A opinião de ...

AVÉ MARIA

Quando Inês Veloso entoou as primeiras notas do Think of me do Fantasma da Ópera os rostos petrificados de uma espécie de gárgulas internas que vigiam o interior da Domus Municipalis de Bragança, ficaram estáticos e espantados. Foi contudo a Ave Maria do compositor austríaco Franz Schubert que definitivamente agarrou a assistência para os Conselhos Raianos que o gélido vento nordestino teimava em fazer desmobilizar com fortes rajadas que se infiltraram nas abundantes janelas pétreas. A jovem brigantina acordou e embalou os espíritos dos homens bons transmontanos que ali se reuniram há vários séculos para decidirem as políticas que os povos que neles confiaram esperavam e ansiavam. Foi esse o espírito que presidiu à primeira sessão dos Conselhos Raianos de 2017 que a RIONOR leva a efeito com o apoio e patrocínio das estruturas autárquicas locais e ainda com o IPB e Ciência Viva.
Sob a moderação do alcaide de Morille, vieram dar-nos a sua visão sobre as extintas linhas de caminho de ferro e a premência de serem repensadas, várias personalidades encabeçadas pelo reconhecido Professor Cândido de Oliveira a que se seguiram as exposições de Daniel Conde, José Maria Fraile Cuéllar, Rui Vilaça e que tive o privilégio de encerrar.
De Espanha veio a solidariedade raiana e a concertação de pensamento e visão futura. Mas o vento, continuou a ser o mesmo e as graníticas aberturas na fachada do edifício comunitário deixaram-no chegar e enregelar os que resistiam ao desconforto. Com os acordes doces e cristalinos da Inês, ainda na memória, fomos, apropriadamente acolhidos na vizinha igreja de Santa Maria para se dar início à segunda parte dos Encontros Fronteiriços.
 
Com a orientação do arquiteto Ortega ouvimos a exposição de Rui Caseiro e Javier Callado que nos falaram da mobilidade e competitividade dos territórios fronteiriços com especial enfoque para a região brigantina e para a sua capital urgana. De ligações fronteiriças ocupou-se o presidente honorário do IPB, professor Dionísio Gonçalves. O Presidente da Câmara de Vila Flor, Fernando Barros proporcionou-nos uma viagem aos sinuosos e doridos caminhos que suportam e sustentam o desenvolvimento regional. Falou com propriedade e permenorizadamente sobre a via sacra dos autarcas e o hárduo trabalho que justificam os resultados que começam a surgir e que se irão consolidar no Vale do Tua depois de decidida e construída a barragem da EDP. Assegurado que está um programa sustentado e sustentável de promoção turística, são vários já (mais de quarenta, se a memória não me atraiçoa) os projetos candidatados e com aprovação iminente no Portugal 2020, mostrando que com trabalho, persistência e empenho é possível defender e promover a região e as gentes da nossa terra.
 
Fechou a sessão o edil de Bragança. Hernâni Dias veio, mais uma vez, demonstrar a necessidade, premência, urgência e utilidade da conclusão das vias de comunicação para o desenvolvimento natural e progressivo da terra transmontana em geral e do nordeste em particular.
 
Há contudo um aspeto que calou fundo em todos os presentes e que, para mim, será, sem dúvida a verdadeira marca de água desta oportuna iniciativa rionorense:
Imbuídos do espírito schubertiano com que o encontro começou, o seu fecho caracterizou-se por dois momentos de elevação com retorno ao característico e nobre sentimento das gentes do interior de solidariedade e de submissão dos pequenos interesses individuais ao maior valor do bem e interesse comum. Hernani Dias reclamando a continuação da A4 para terras castelhanas não se esqueceu de exigir igualmente e com o mesmo empenho, a conclusão do IC5.

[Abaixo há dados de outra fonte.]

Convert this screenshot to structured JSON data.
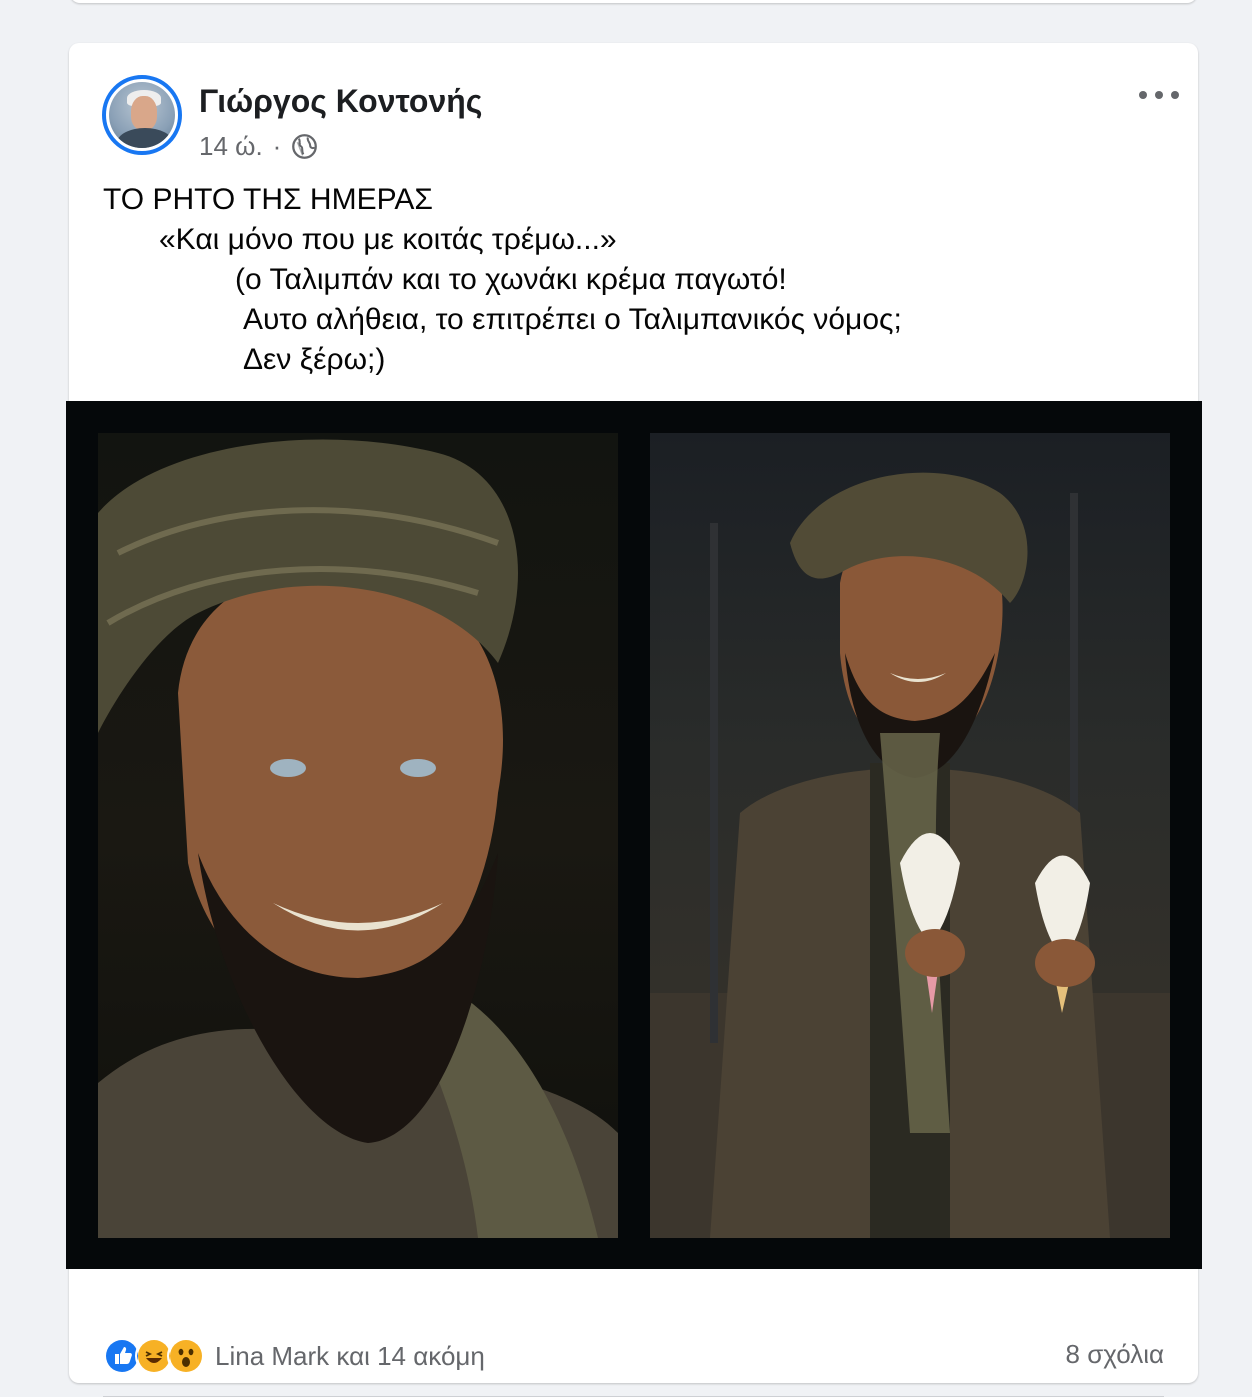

Por seu lado, Fernando Barros assumiu que melhor que uma dispersão de vários centros de memória (um em cada concelho afetado pela barragem, como acordado), seria um único Centro que reunisse todos os outros. E que a melhor localização para o mesmo não era o território que politicamente dirige, mas o concelho vizinho de Carrazeda.
 
Não podia haver melhor forma de fechar o primeiro de uma série de encontros que os cidadãos raianos levam a efeito neste ano de 2017.